Our news agency has immediately called that statement in question. A military expert told "Inforos" that the performance characteristics of the Iranian naval "super-weapon" practically coincide with those of the Russian-made high-speed underwater missile "Shkval-E". Since as far back as the 1970s this missile, along with the "Mosquito" anti-warship missiles, has been the main scare of the US and NATO navies. "Shkval" is designed to neutralize above-water targets. It is part of the armaments assigned to a surface ship, a submarine or a stationary on-shore emplacement. It is this missile that Iran's new super-weapon reminds one of.

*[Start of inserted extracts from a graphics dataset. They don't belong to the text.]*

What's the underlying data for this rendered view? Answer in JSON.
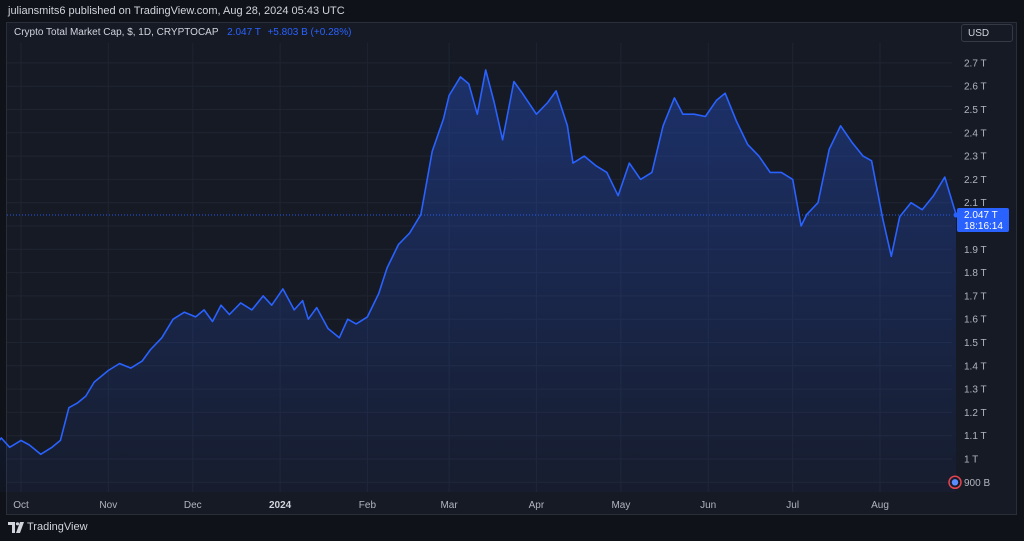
{
  "header": {
    "published": "juliansmits6 published on TradingView.com, Aug 28, 2024 05:43 UTC"
  },
  "legend": {
    "symbol": "Crypto Total Market Cap, $, 1D, CRYPTOCAP",
    "last_value": "2.047 T",
    "change": "+5.803 B (+0.28%)"
  },
  "currency_button": "USD",
  "price_badge": {
    "value": "2.047 T",
    "countdown": "18:16:14"
  },
  "footer": {
    "brand": "TradingView"
  },
  "colors": {
    "line": "#2962ff",
    "background": "#161a25",
    "grid": "#1f2431",
    "text": "#b2b5be"
  },
  "icons": {
    "scale_marker": "flag-icon",
    "logo": "tradingview-logo-icon"
  },
  "chart_data": {
    "type": "area",
    "title": "Crypto Total Market Cap, $, 1D, CRYPTOCAP",
    "ylabel": "",
    "xlabel": "",
    "ylim": [
      0.9,
      2.75
    ],
    "y_unit": "T",
    "y_ticks": [
      "2.7 T",
      "2.6 T",
      "2.5 T",
      "2.4 T",
      "2.3 T",
      "2.2 T",
      "2.1 T",
      "2.0 T",
      "1.9 T",
      "1.8 T",
      "1.7 T",
      "1.6 T",
      "1.5 T",
      "1.4 T",
      "1.3 T",
      "1.2 T",
      "1.1 T",
      "1 T",
      "900 B"
    ],
    "y_tick_values": [
      2.7,
      2.6,
      2.5,
      2.4,
      2.3,
      2.2,
      2.1,
      2.0,
      1.9,
      1.8,
      1.7,
      1.6,
      1.5,
      1.4,
      1.3,
      1.2,
      1.1,
      1.0,
      0.9
    ],
    "hidden_y_ticks": [
      "2.0 T"
    ],
    "x_ticks": [
      "Oct",
      "Nov",
      "Dec",
      "2024",
      "Feb",
      "Mar",
      "Apr",
      "May",
      "Jun",
      "Jul",
      "Aug"
    ],
    "x_tick_dates": [
      "2023-10-01",
      "2023-11-01",
      "2023-12-01",
      "2024-01-01",
      "2024-02-01",
      "2024-03-01",
      "2024-04-01",
      "2024-05-01",
      "2024-06-01",
      "2024-07-01",
      "2024-08-01"
    ],
    "bold_x_ticks": [
      "2024"
    ],
    "grid": true,
    "last_value": 2.047,
    "series": [
      {
        "x": [
          "2023-09-20",
          "2023-09-24",
          "2023-09-27",
          "2023-10-01",
          "2023-10-04",
          "2023-10-08",
          "2023-10-12",
          "2023-10-15",
          "2023-10-18",
          "2023-10-21",
          "2023-10-24",
          "2023-10-27",
          "2023-11-01",
          "2023-11-05",
          "2023-11-09",
          "2023-11-13",
          "2023-11-16",
          "2023-11-20",
          "2023-11-24",
          "2023-11-28",
          "2023-12-02",
          "2023-12-05",
          "2023-12-08",
          "2023-12-11",
          "2023-12-14",
          "2023-12-18",
          "2023-12-22",
          "2023-12-26",
          "2023-12-29",
          "2024-01-02",
          "2024-01-06",
          "2024-01-09",
          "2024-01-11",
          "2024-01-14",
          "2024-01-18",
          "2024-01-22",
          "2024-01-25",
          "2024-01-28",
          "2024-02-01",
          "2024-02-05",
          "2024-02-08",
          "2024-02-12",
          "2024-02-16",
          "2024-02-20",
          "2024-02-24",
          "2024-02-28",
          "2024-03-01",
          "2024-03-05",
          "2024-03-08",
          "2024-03-11",
          "2024-03-14",
          "2024-03-17",
          "2024-03-20",
          "2024-03-24",
          "2024-03-27",
          "2024-04-01",
          "2024-04-05",
          "2024-04-08",
          "2024-04-12",
          "2024-04-14",
          "2024-04-18",
          "2024-04-22",
          "2024-04-26",
          "2024-04-30",
          "2024-05-04",
          "2024-05-08",
          "2024-05-12",
          "2024-05-16",
          "2024-05-20",
          "2024-05-23",
          "2024-05-27",
          "2024-05-31",
          "2024-06-04",
          "2024-06-07",
          "2024-06-11",
          "2024-06-15",
          "2024-06-19",
          "2024-06-23",
          "2024-06-27",
          "2024-07-01",
          "2024-07-04",
          "2024-07-06",
          "2024-07-10",
          "2024-07-14",
          "2024-07-18",
          "2024-07-22",
          "2024-07-26",
          "2024-07-29",
          "2024-08-02",
          "2024-08-05",
          "2024-08-08",
          "2024-08-12",
          "2024-08-16",
          "2024-08-20",
          "2024-08-24",
          "2024-08-28"
        ],
        "values": [
          1.03,
          1.09,
          1.05,
          1.08,
          1.06,
          1.02,
          1.05,
          1.08,
          1.22,
          1.24,
          1.27,
          1.33,
          1.38,
          1.41,
          1.39,
          1.42,
          1.47,
          1.52,
          1.6,
          1.63,
          1.61,
          1.64,
          1.59,
          1.66,
          1.62,
          1.67,
          1.64,
          1.7,
          1.66,
          1.73,
          1.64,
          1.68,
          1.6,
          1.65,
          1.56,
          1.52,
          1.6,
          1.58,
          1.61,
          1.71,
          1.82,
          1.92,
          1.97,
          2.05,
          2.32,
          2.46,
          2.56,
          2.64,
          2.61,
          2.48,
          2.67,
          2.53,
          2.37,
          2.62,
          2.57,
          2.48,
          2.53,
          2.58,
          2.43,
          2.27,
          2.3,
          2.26,
          2.23,
          2.13,
          2.27,
          2.2,
          2.23,
          2.43,
          2.55,
          2.48,
          2.48,
          2.47,
          2.54,
          2.57,
          2.45,
          2.35,
          2.3,
          2.23,
          2.23,
          2.2,
          2.0,
          2.05,
          2.1,
          2.33,
          2.43,
          2.36,
          2.3,
          2.28,
          2.03,
          1.87,
          2.04,
          2.1,
          2.07,
          2.13,
          2.21,
          2.05
        ]
      }
    ]
  }
}
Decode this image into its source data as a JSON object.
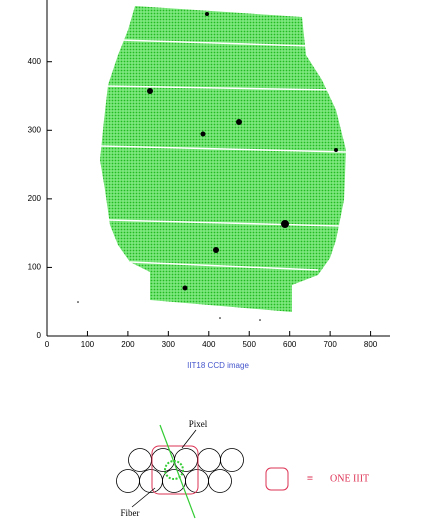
{
  "chart_data": {
    "type": "image",
    "xlabel": "IIT18 CCD image",
    "xlim": [
      0,
      848
    ],
    "ylim": [
      0,
      490
    ],
    "xticks": [
      0,
      100,
      200,
      300,
      400,
      500,
      600,
      700,
      800
    ],
    "yticks": [
      0,
      100,
      200,
      300,
      400
    ],
    "color": "#33dd33"
  },
  "diagram": {
    "pixel_label": "Pixel",
    "fiber_label": "Fiber",
    "equiv": "≡",
    "legend_text": "ONE IIIT"
  }
}
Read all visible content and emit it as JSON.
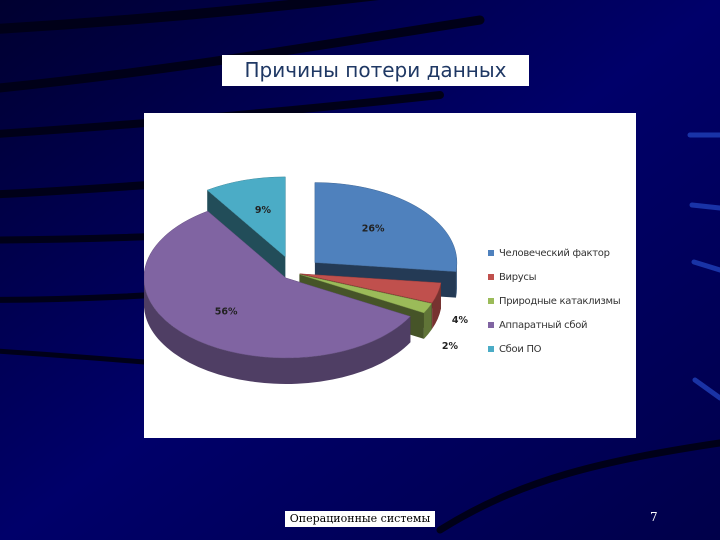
{
  "slide": {
    "title": "Причины потери данных",
    "footer": "Операционные системы",
    "page_number": "7"
  },
  "colors": {
    "background": "#00005a",
    "title_text": "#1f3864"
  },
  "chart_data": {
    "type": "pie",
    "title": "",
    "style": "3d-exploded",
    "legend_placement": "right",
    "categories": [
      "Человеческий фактор",
      "Вирусы",
      "Природные катаклизмы",
      "Аппаратный сбой",
      "Сбои ПО"
    ],
    "values": [
      26,
      4,
      2,
      56,
      9
    ],
    "labels": [
      "26%",
      "4%",
      "2%",
      "56%",
      "9%"
    ],
    "colors": [
      "#4f81bd",
      "#c0504d",
      "#9bbb59",
      "#8064a2",
      "#4bacc6"
    ]
  }
}
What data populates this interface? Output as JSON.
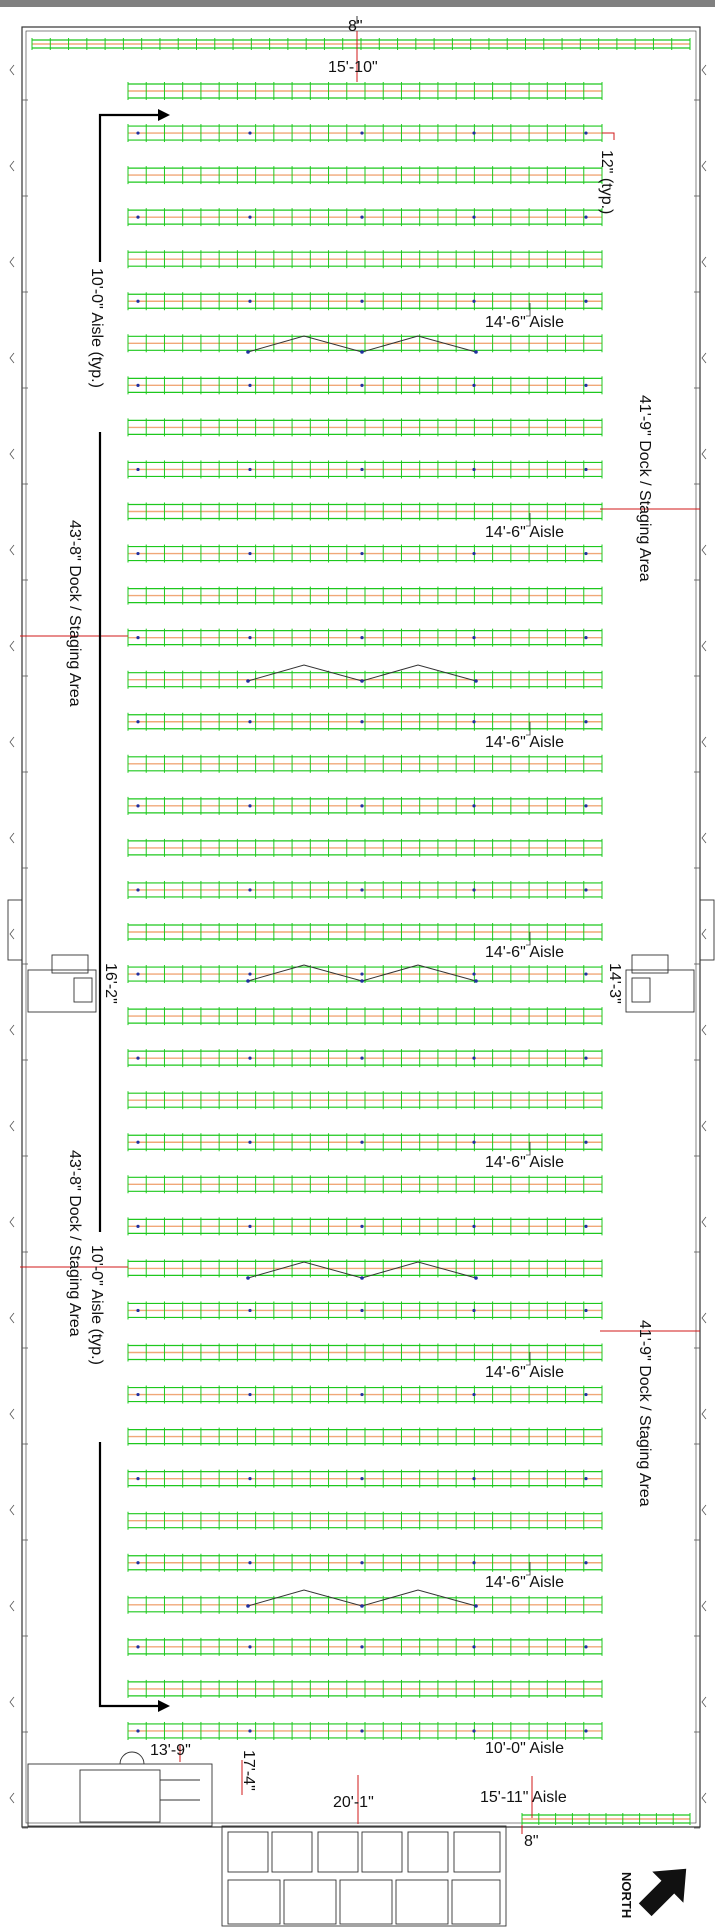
{
  "dimensions": {
    "top_clearance": "8\"",
    "end_aisle_top": "15'-10\"",
    "flue_space": "12\" (typ.)",
    "aisle_1": "14'-6\" Aisle",
    "aisle_2": "14'-6\" Aisle",
    "aisle_3": "14'-6\" Aisle",
    "aisle_4": "14'-6\" Aisle",
    "aisle_5": "14'-6\" Aisle",
    "aisle_6": "14'-6\" Aisle",
    "aisle_7": "14'-6\" Aisle",
    "left_aisle_top": "10'-0\" Aisle (typ.)",
    "left_aisle_bottom": "10'-0\" Aisle (typ.)",
    "left_dock_top": "43'-8\" Dock / Staging Area",
    "left_dock_bottom": "43'-8\" Dock / Staging Area",
    "right_dock_top": "41'-9\" Dock / Staging Area",
    "right_dock_bottom": "41'-9\" Dock / Staging Area",
    "left_column_offset": "16'-2\"",
    "right_column_offset": "14'-3\"",
    "office_width": "13'-9\"",
    "office_gap": "17'-4\"",
    "bottom_aisle": "10'-0\" Aisle",
    "bottom_end_aisle": "15'-11\" Aisle",
    "bottom_span": "20'-1\"",
    "bottom_clearance": "8\""
  },
  "north_arrow": {
    "label": "NORTH",
    "icon": "north-arrow-icon"
  },
  "colors": {
    "upright": "#1ec81e",
    "beam": "#f0a878",
    "wall": "#333333",
    "dimension_line": "#d01818",
    "flow_arrow": "#000000",
    "band": "#808080"
  }
}
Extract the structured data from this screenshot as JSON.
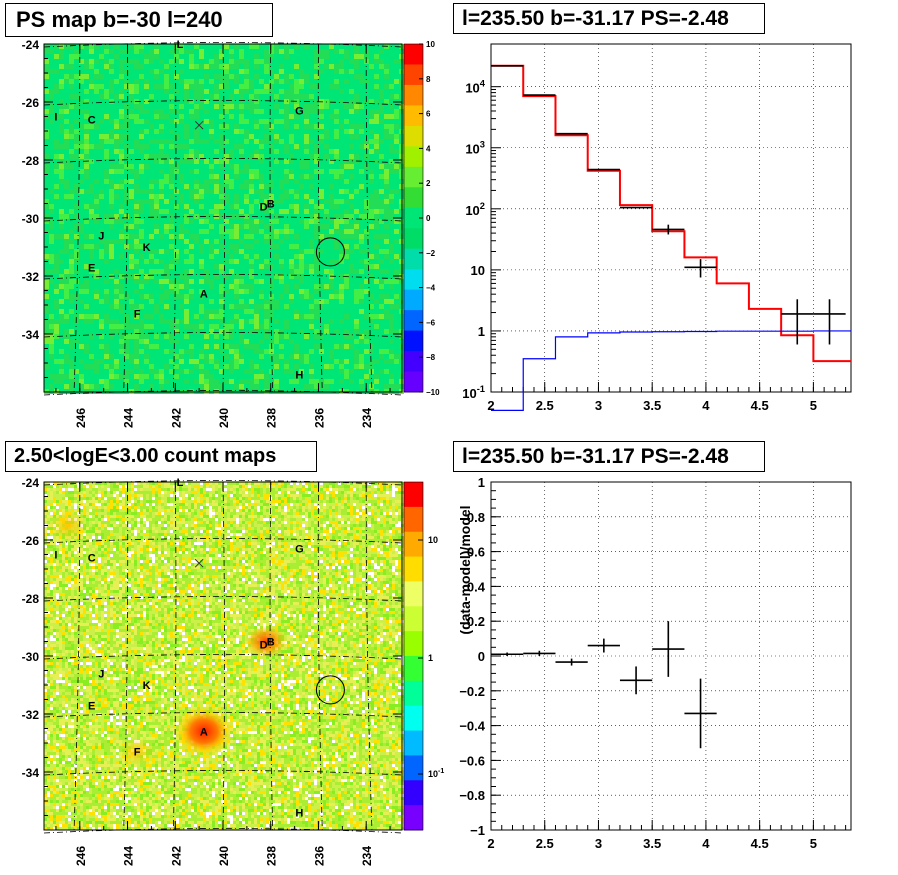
{
  "panels": {
    "psmap_title": "PS map b=-30 l=240",
    "spectrum_title": "l=235.50 b=-31.17 PS=-2.48",
    "countmap_title": "2.50<logE<3.00 count maps",
    "residual_title": "l=235.50 b=-31.17 PS=-2.48"
  },
  "chart_data": [
    {
      "type": "heatmap",
      "name": "ps_map",
      "title": "PS map b=-30 l=240",
      "x_ticks": [
        "246",
        "244",
        "242",
        "240",
        "238",
        "236",
        "234"
      ],
      "y_ticks": [
        "-24",
        "-26",
        "-28",
        "-30",
        "-32",
        "-34"
      ],
      "xlim": [
        247.5,
        232.5
      ],
      "ylim": [
        -36,
        -24
      ],
      "colorbar": {
        "min": -10,
        "max": 10,
        "ticks": [
          "10",
          "8",
          "6",
          "4",
          "2",
          "0",
          "−2",
          "−4",
          "−6",
          "−8",
          "−10"
        ]
      },
      "sources": [
        {
          "label": "L",
          "l": 241.8,
          "b": -24
        },
        {
          "label": "I",
          "l": 247,
          "b": -26.5
        },
        {
          "label": "C",
          "l": 245.5,
          "b": -26.6
        },
        {
          "label": "G",
          "l": 236.8,
          "b": -26.3
        },
        {
          "label": "D",
          "l": 238.3,
          "b": -29.6
        },
        {
          "label": "B",
          "l": 238,
          "b": -29.5
        },
        {
          "label": "J",
          "l": 245.1,
          "b": -30.6
        },
        {
          "label": "K",
          "l": 243.2,
          "b": -31
        },
        {
          "label": "E",
          "l": 245.5,
          "b": -31.7
        },
        {
          "label": "A",
          "l": 240.8,
          "b": -32.6
        },
        {
          "label": "F",
          "l": 243.6,
          "b": -33.3
        },
        {
          "label": "H",
          "l": 236.8,
          "b": -35.4
        }
      ],
      "marker_circle": {
        "l": 235.5,
        "b": -31.17
      },
      "marker_cross": {
        "l": 241,
        "b": -26.8
      }
    },
    {
      "type": "line",
      "name": "spectrum",
      "title": "l=235.50 b=-31.17 PS=-2.48",
      "xlim": [
        2,
        5.35
      ],
      "ylim": [
        0.1,
        50000
      ],
      "log_y": true,
      "x_ticks": [
        "2",
        "2.5",
        "3",
        "3.5",
        "4",
        "4.5",
        "5"
      ],
      "y_ticks": [
        "10^-1",
        "1",
        "10",
        "10^2",
        "10^3",
        "10^4"
      ],
      "grid": true,
      "series": [
        {
          "color": "#ff0000",
          "edges": [
            2,
            2.3,
            2.6,
            2.9,
            3.2,
            3.5,
            3.8,
            4.1,
            4.4,
            4.7,
            5.0,
            5.35
          ],
          "values": [
            22000,
            7000,
            1600,
            420,
            115,
            43,
            16,
            6,
            2.3,
            0.85,
            0.32
          ]
        },
        {
          "color": "#0000ff",
          "edges": [
            2,
            2.3,
            2.6,
            2.9,
            3.2,
            3.5,
            3.8,
            4.1,
            4.4,
            4.7,
            5.0,
            5.35
          ],
          "values": [
            0.05,
            0.35,
            0.8,
            0.93,
            0.96,
            0.97,
            0.98,
            0.99,
            0.99,
            0.99,
            1.0
          ]
        },
        {
          "color": "#000000",
          "points": [
            {
              "x": 2.15,
              "y": 22000,
              "xerr": 0.15
            },
            {
              "x": 2.45,
              "y": 7300,
              "xerr": 0.15
            },
            {
              "x": 2.75,
              "y": 1700,
              "xerr": 0.15
            },
            {
              "x": 3.05,
              "y": 440,
              "xerr": 0.15
            },
            {
              "x": 3.35,
              "y": 105,
              "xerr": 0.15
            },
            {
              "x": 3.65,
              "y": 46,
              "xerr": 0.15,
              "yerr": [
                38,
                55
              ]
            },
            {
              "x": 3.95,
              "y": 11,
              "xerr": 0.15,
              "yerr": [
                7.5,
                15
              ]
            },
            {
              "x": 4.85,
              "y": 1.9,
              "xerr": 0.15,
              "yerr": [
                0.6,
                3.3
              ]
            },
            {
              "x": 5.15,
              "y": 1.9,
              "xerr": 0.15,
              "yerr": [
                0.6,
                3.3
              ]
            }
          ]
        }
      ]
    },
    {
      "type": "heatmap",
      "name": "count_map",
      "title": "2.50<logE<3.00 count maps",
      "x_ticks": [
        "246",
        "244",
        "242",
        "240",
        "238",
        "236",
        "234"
      ],
      "y_ticks": [
        "-24",
        "-26",
        "-28",
        "-30",
        "-32",
        "-34"
      ],
      "xlim": [
        247.5,
        232.5
      ],
      "ylim": [
        -36,
        -24
      ],
      "colorbar": {
        "log": true,
        "ticks": [
          "10",
          "1",
          "10^-1"
        ]
      },
      "bright_spots": [
        {
          "label": "A",
          "l": 240.8,
          "b": -32.6
        },
        {
          "label": "DB",
          "l": 238.2,
          "b": -29.5
        }
      ]
    },
    {
      "type": "scatter",
      "name": "residual",
      "title": "l=235.50 b=-31.17 PS=-2.48",
      "ylabel": "(data-model)/model",
      "xlim": [
        2,
        5.35
      ],
      "ylim": [
        -1,
        1
      ],
      "x_ticks": [
        "2",
        "2.5",
        "3",
        "3.5",
        "4",
        "4.5",
        "5"
      ],
      "y_ticks": [
        "1",
        "0.8",
        "0.6",
        "0.4",
        "0.2",
        "0",
        "−0.2",
        "−0.4",
        "−0.6",
        "−0.8",
        "−1"
      ],
      "grid": true,
      "points": [
        {
          "x": 2.15,
          "y": 0.01,
          "xerr": 0.15,
          "yerr": 0.01
        },
        {
          "x": 2.45,
          "y": 0.015,
          "xerr": 0.15,
          "yerr": 0.015
        },
        {
          "x": 2.75,
          "y": -0.035,
          "xerr": 0.15,
          "yerr": 0.02
        },
        {
          "x": 3.05,
          "y": 0.06,
          "xerr": 0.15,
          "yerr": 0.04
        },
        {
          "x": 3.35,
          "y": -0.14,
          "xerr": 0.15,
          "yerr": 0.08
        },
        {
          "x": 3.65,
          "y": 0.04,
          "xerr": 0.15,
          "yerr": 0.16
        },
        {
          "x": 3.95,
          "y": -0.33,
          "xerr": 0.15,
          "yerr": 0.2
        }
      ]
    }
  ]
}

Yesterday designer of "Shkval" Yury Fadeyev made a very disturbing supposition. He pointed out that the torpedo had been produced at the Kirov Plant in Kazakhstan and at a plant in the town of Prjevalsk in Kirghizia, and said: "We cannot rule out the possibility that during the general confusion after the collapse of the USSR some part of the documentation was left in Kirghizia, from where it got to China, and finally to Iran". The designer is convinced that in such a short span of time neither China nor Iran could have developed and manufactured, on their own, a torpedo with such performance characteristics as indicated by Iran's military officials.
Nonetheless, the latest propaganda launches have already been recognized in the West as a clear demonstration of Iran's military power. It all is taking place against the background of the aggravation of tension caused by Iran's unwillingness to end uranium enrichment. Meanwhile, US and British naval formations deployed in the Persian Gulf zone have already been on increased alert for four days.